While L-shape implants have a greater risk of extrusion through the skin in the tip of the nose, I-shape implants still carry a higher risk of extrusion through the skin in the bridge of the nose than autologous grafts (your own cartilage). Cartilage has an infinitely lower chance of extrusion than synthetic grafts (practically none under normal conditions), and a much lower risk of infection or migration. Overall, autologous grafts are a much more permanent and safer option for reshaping the nose during Asian rhinoplasty.
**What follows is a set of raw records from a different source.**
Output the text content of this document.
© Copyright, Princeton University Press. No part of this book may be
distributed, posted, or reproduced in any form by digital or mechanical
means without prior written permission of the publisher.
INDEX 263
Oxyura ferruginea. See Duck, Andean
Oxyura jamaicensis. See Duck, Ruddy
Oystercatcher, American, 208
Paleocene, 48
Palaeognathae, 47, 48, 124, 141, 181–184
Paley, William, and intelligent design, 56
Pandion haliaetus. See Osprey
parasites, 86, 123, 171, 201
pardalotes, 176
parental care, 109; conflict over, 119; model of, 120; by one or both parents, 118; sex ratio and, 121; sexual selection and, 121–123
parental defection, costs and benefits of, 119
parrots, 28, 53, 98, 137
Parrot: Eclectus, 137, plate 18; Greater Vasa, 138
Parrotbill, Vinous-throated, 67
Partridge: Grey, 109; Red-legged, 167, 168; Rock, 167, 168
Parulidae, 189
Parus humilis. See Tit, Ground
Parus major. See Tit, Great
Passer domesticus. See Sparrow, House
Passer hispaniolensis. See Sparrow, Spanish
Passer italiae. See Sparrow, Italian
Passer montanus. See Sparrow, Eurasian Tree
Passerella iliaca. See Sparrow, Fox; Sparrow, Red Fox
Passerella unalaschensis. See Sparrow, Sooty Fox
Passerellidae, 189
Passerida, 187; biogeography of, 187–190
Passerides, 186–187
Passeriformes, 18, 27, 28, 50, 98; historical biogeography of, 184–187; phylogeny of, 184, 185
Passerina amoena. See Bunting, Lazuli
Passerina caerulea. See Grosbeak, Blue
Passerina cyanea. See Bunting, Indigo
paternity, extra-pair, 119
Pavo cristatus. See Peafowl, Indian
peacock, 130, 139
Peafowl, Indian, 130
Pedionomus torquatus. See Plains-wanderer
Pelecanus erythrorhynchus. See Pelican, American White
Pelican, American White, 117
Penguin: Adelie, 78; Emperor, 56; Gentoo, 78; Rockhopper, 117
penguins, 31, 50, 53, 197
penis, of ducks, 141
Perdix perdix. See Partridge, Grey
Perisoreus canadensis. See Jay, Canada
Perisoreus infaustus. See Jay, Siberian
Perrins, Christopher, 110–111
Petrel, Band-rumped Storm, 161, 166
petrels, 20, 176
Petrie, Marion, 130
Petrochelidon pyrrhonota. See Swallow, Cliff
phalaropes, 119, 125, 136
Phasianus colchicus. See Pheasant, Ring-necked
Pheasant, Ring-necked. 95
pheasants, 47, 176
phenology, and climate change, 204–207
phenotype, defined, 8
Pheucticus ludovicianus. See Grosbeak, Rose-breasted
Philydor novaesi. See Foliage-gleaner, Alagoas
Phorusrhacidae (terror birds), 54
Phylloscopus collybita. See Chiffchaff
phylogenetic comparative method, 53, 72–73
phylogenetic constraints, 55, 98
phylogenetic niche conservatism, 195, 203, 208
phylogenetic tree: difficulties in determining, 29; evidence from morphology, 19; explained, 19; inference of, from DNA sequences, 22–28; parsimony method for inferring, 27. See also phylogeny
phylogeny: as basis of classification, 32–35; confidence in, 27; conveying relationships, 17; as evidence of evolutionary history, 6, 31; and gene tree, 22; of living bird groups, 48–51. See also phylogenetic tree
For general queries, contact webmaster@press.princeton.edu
Your question is a very good one. In the short-run the L-shaped nasal implant is easy to place, well tolerated and can quickly give the desired effect. Unfortunately, there can be rather serious issues over time. These include infection, permanent skin changes and discoloration over the nose and actual erosion of the implant through the skin. One cannot predict who this will happen to unfortunately. I would suggest the use of your own cartilage for grafting purposes to help avoid the issues with silicone implants and their complications.
There is a risk of extrusion with any silicone implant, but this is more of a problem with the L Shaped implants. This is why I have used cartilage grafts to augment Asian noses over the past 35 years.
We do not recommend L-shaped strut silicone implants placed in the nose due to the problems we have seen with them. For Asian rhinoplasty, we will use a Flowers nasal dorsal Silastic implants manufactured by Implantech. Any synthetic implant can protrude if the implant itself was too big for the skin envelope. It's rare to ever see a cartilage graft extrude. For many of examples of rhinoplasty, please see the link below
Hello chai and thank you for the question. In short, yes silicone implants can extrude and cause a lot of problems. For the most part Asian rhinoplasty involves building the bridge up to give better definition. A variety of implants have been used for this purpose. I personally do not use such implants in my practice as I have seen numerous disasters relating to their infection and subsequent extrusion, thus requiring me to remove them and treat the "so-called" aftermath. This can occur many months after the original surgery and for the most part these patients were operated on in Asian countries (especially South Korea). Many surgeons like working with such implants because they are quick to place and provide good results in select patients. I personally will only use native cartilage or other tissue to build up the dorsum. The silicone implants tend to form a capsule and become mobile in the nose as they never truly get integrated into the tissues as grafts from your own nose or rib would. Hopefully this information helps.